Dicho esto, Ignacio se levantó. También Mateo. Al encontrarse de pie, frente a frente, se abrazaron de nuevo, sin que esta vez la medalla de Mateo les jugara una mala pasada.

– Ignacio, me ha rejuvenecido verte…

– Lo mismo digo.

Echaron a andar hacia la puerta. Ignacio vio, en un rincón, una de las dos famosas armaduras, patrimonio de la familia de don Jorge de Batlle. El Responsable la había obligado a levantar el puño; ahora extendía el brazo…

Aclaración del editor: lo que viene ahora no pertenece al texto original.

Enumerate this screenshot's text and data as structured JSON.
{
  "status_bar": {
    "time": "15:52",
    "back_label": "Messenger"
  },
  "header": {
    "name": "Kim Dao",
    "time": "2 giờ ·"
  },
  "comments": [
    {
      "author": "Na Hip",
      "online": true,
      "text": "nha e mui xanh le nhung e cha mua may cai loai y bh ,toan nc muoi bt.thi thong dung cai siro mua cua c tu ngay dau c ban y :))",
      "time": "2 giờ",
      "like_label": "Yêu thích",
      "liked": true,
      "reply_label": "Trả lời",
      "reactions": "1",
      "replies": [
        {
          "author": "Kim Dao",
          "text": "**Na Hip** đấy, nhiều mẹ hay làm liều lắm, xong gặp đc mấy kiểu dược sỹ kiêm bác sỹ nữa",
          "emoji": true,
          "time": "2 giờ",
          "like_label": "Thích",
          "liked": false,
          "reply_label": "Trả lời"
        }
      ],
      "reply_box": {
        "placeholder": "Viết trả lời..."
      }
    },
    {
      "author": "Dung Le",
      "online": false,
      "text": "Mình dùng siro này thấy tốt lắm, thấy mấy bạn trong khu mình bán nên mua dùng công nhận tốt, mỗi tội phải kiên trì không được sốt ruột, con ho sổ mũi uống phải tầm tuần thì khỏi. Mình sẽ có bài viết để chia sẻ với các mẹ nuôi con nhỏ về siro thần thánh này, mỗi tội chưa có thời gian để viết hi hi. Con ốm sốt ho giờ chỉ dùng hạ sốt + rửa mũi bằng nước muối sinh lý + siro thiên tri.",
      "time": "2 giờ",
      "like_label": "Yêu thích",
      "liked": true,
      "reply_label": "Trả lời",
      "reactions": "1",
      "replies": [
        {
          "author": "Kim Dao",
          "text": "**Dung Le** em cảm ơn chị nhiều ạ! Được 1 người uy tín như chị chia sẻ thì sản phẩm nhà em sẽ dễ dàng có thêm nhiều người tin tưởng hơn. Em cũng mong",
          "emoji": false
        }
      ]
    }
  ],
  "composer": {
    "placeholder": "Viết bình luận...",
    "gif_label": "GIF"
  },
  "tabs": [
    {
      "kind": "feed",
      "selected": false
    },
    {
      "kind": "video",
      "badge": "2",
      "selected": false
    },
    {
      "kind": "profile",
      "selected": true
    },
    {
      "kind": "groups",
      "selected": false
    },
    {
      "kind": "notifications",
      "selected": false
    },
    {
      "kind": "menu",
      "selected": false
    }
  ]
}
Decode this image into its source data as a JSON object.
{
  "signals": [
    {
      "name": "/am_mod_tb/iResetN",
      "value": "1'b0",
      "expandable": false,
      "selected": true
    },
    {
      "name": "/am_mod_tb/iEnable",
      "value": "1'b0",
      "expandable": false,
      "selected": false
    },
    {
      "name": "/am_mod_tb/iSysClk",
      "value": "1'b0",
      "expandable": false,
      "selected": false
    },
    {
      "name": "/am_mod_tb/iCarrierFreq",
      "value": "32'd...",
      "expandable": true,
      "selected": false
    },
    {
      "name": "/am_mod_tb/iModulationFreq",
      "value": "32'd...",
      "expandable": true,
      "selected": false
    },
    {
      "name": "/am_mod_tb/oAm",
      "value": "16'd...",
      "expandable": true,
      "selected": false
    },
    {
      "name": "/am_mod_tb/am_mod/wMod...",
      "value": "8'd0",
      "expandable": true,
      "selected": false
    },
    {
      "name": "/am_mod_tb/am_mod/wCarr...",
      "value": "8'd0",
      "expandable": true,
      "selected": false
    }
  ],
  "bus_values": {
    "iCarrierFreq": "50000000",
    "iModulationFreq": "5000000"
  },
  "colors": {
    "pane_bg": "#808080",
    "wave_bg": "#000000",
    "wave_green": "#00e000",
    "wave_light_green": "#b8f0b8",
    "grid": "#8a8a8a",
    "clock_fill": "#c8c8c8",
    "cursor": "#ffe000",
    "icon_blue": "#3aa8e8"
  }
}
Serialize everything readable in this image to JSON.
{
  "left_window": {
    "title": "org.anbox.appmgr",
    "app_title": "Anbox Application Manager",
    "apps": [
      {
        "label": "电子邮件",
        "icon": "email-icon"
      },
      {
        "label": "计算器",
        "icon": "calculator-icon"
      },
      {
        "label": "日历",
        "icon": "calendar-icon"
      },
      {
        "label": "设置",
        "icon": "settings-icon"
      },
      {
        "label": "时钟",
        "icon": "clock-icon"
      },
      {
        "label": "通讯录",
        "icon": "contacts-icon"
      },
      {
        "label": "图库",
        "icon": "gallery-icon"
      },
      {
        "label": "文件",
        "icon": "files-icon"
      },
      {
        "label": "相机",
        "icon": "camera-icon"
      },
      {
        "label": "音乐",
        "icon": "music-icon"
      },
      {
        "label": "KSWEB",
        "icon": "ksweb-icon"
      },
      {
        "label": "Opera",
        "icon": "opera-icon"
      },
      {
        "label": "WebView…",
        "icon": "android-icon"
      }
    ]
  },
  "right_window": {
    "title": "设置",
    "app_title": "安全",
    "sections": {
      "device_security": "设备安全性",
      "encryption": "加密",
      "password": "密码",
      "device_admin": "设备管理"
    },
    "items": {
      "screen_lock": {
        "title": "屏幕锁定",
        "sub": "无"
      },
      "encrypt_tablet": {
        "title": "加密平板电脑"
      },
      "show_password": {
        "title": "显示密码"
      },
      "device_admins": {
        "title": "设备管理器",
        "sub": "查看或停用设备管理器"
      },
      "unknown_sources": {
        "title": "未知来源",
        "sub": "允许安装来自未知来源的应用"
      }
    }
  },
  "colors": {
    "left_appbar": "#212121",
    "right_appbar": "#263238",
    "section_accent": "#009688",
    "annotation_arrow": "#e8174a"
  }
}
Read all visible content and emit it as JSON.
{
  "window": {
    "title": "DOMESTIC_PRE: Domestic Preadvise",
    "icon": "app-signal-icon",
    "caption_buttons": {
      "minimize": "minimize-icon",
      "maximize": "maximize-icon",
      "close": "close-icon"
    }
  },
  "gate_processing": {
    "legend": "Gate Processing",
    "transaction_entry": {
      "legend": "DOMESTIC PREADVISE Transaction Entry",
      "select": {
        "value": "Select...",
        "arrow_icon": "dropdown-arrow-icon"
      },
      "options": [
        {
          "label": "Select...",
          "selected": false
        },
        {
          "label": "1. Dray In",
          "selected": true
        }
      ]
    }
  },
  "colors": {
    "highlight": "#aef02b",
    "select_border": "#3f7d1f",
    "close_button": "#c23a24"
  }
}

– ¿Quién es? -preguntó Ignacio jocosamente-. ¿Mussolini?

Mateo replicó:

– ¡No digas majaderías! Es el obispo, el doctor Gregorio Lascasas.

– ¡Ahí ¿sí? ¿Y qué hace ahí?

– Vigilarme…

Ignacio soltó una carcajada.

Al cruzar el umbral del despacho, el "flecha", quieto allí como un poste, levantó también el brazo para saludar. Ignacio le dijo:

– Gracias, majo.

Empezó a bajar la escalera y Mateo, desde lo alto, gritó:

– ¡Me has hecho polvo con lo de la orquídea!

Ignacio le contestó:

– ¡No es para menos!

El almuerzo en el piso de la Rambla fue feliz, con la mantelería de las grandes solemnidades. Ignacio contó a los suyos que había visto a Marta y a toda su familia y también a Mateo. "Nada, tan amigos como antes". También les comunicó que a lo mejor, sirviendo en Fronteras, tendría que hacer algún viaje a Perpiñán. Matías, al oír esto, se secó los labios con su blanca servilleta y comentó: "Si te encuentras por allí al primo José, dale recuerdos…"

Terminado el almuerzo, Ignacio se retiró a su cuarto -¡qué delicia reencontrar el colchón de lana!- y se ofreció una larga siesta. Una siesta como las de antaño en verano: completamente desnudo y con las piernas separadas.

Despertó tardísimo, a las cinco. En el comedor. Carmen Elgazu planchaba, accionando con soltura sus vigorosas muñecas. ¡La radio alemana funcionaba! Retransmitía tangos de Carlos Gardel. "¿Qué ha ocurrido?". "Nada, hijo. Que tu padre las sabe todas". Ignacio se acercó a su madre y la besó. E! dijo: "Me gustan los tangos, no lo puedo remediar".

– Adiós, madre, me voy al Banco Arús.

– ¡Huy, que tengas suerte!

El muchacho salió a la calle. Su expectación era intensa, porque del cobro de sus haberes dependía la compra del nicho para César… y acaso la posibilidad de efectuar alguna mejora en el amueblado del piso.

En el trayecto se preguntó "quién encontraría allí", dado que el director, con su eterna pipa en los labios, que describía triángulos masónicos de humo en el aire, se habría largado sin duda a Francia y el subdirector -¡cuánto se acordaba de él, tan idealista y tan calvo!- había caído asesinado los primeros días de la guerra.

Pronto salió de dudas. Apenas empujada la puerta de aquel húmedo local en el que ingresó de botones y en el que por primera vez oyó a alguien mofarse del Espíritu Santo y hablar de preservativos, dos sombras, una muy alta, la otra muy rubia, se levantaron, dudando entre cuadrarse o inclinar la cabeza hasta el suelo. Eran la Torre de Babel y Padrosa, que lo reconocieron en el acto. Ignacio tuvo la certeza de que, de haberse presentado, realmente sus ex compañeros de trabajo, aquellos que tantas veces lo habían enviado con sañudo placer a comprar periódicos que cantasen las alabanzas de Durruti, se habrían cuadrado militarmente.